The Times reported that 31 of the 38 women, including the rabbi’s daughter, spoke on the record. The newspaper corroborated the claims by interviewing people whom the accusers informed of the incidents.
Earlier this month, The New York Times reported on sexual harassment allegations against Jewish movie mogul Harvey Weinstein by several women, including some renowned actresses. Dozens more women have come forward since The Times report and a second one in The New Yorker.
The Weinstein disclosures led to the #metoo campaign on social media in which women have come forward to share their stories of being sexually harassed or assaulted.
Many of the accounts about Toback in the Los Angeles Times were similar and involved sexual questions and masturbation in front of actresses or women attempting to break into the business.
Among the women quoted in the article is Sari Kamin, whose story posted last week on the Medium online platform about her experience allegedly being victimized by Toback while she was an aspiring actress in 2003 spurred the Times article.
Kamin, who now works in radio, said in a Facebook post that hours after she posted the story Tuesday on Medium, she was contacted by a group of five women who had similar experiences with Toback and had found each other on social media.

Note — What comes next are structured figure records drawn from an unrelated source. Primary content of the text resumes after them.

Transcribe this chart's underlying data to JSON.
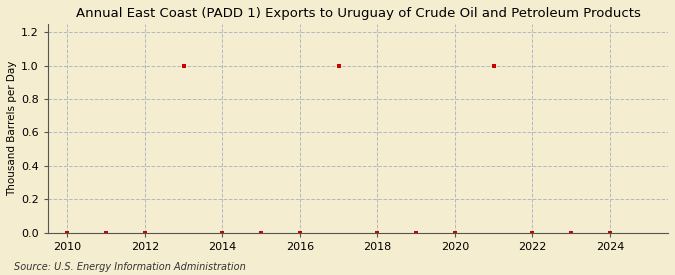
{
  "title": "Annual East Coast (PADD 1) Exports to Uruguay of Crude Oil and Petroleum Products",
  "ylabel": "Thousand Barrels per Day",
  "source": "Source: U.S. Energy Information Administration",
  "background_color": "#f5edcf",
  "plot_background_color": "#f5edcf",
  "marker_color": "#cc0000",
  "marker_size": 3.5,
  "grid_color": "#b0b8c8",
  "xlim": [
    2009.5,
    2025.5
  ],
  "ylim": [
    0.0,
    1.25
  ],
  "xticks": [
    2010,
    2012,
    2014,
    2016,
    2018,
    2020,
    2022,
    2024
  ],
  "yticks": [
    0.0,
    0.2,
    0.4,
    0.6,
    0.8,
    1.0,
    1.2
  ],
  "years": [
    2010,
    2011,
    2012,
    2013,
    2014,
    2015,
    2016,
    2017,
    2018,
    2019,
    2020,
    2021,
    2022,
    2023,
    2024
  ],
  "values": [
    0.0,
    0.0,
    0.0,
    1.0,
    0.0,
    0.0,
    0.0,
    1.0,
    0.0,
    0.0,
    0.0,
    1.0,
    0.0,
    0.0,
    0.0
  ],
  "title_fontsize": 9.5,
  "axis_fontsize": 7.5,
  "tick_fontsize": 8,
  "source_fontsize": 7
}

By Friday the number had grown to 30.
Kamin noted that Times reporter Glenn Whipp heard from another 40 women after his article was published who also had experienced sexual harassment by Toback.
“Thank you to all the brave women who reached out to me and were willing to add your voice,” Kamin wrote. “I know it wasn’t an easy thing to do and I am so proud of all of you and happy to now know you. And thank you to all the men who have stood up and said ‘no more.’ It’s time that we start addressing sexual harassment and assault as a systemic issue instead of having to wait for a moment to be heard.”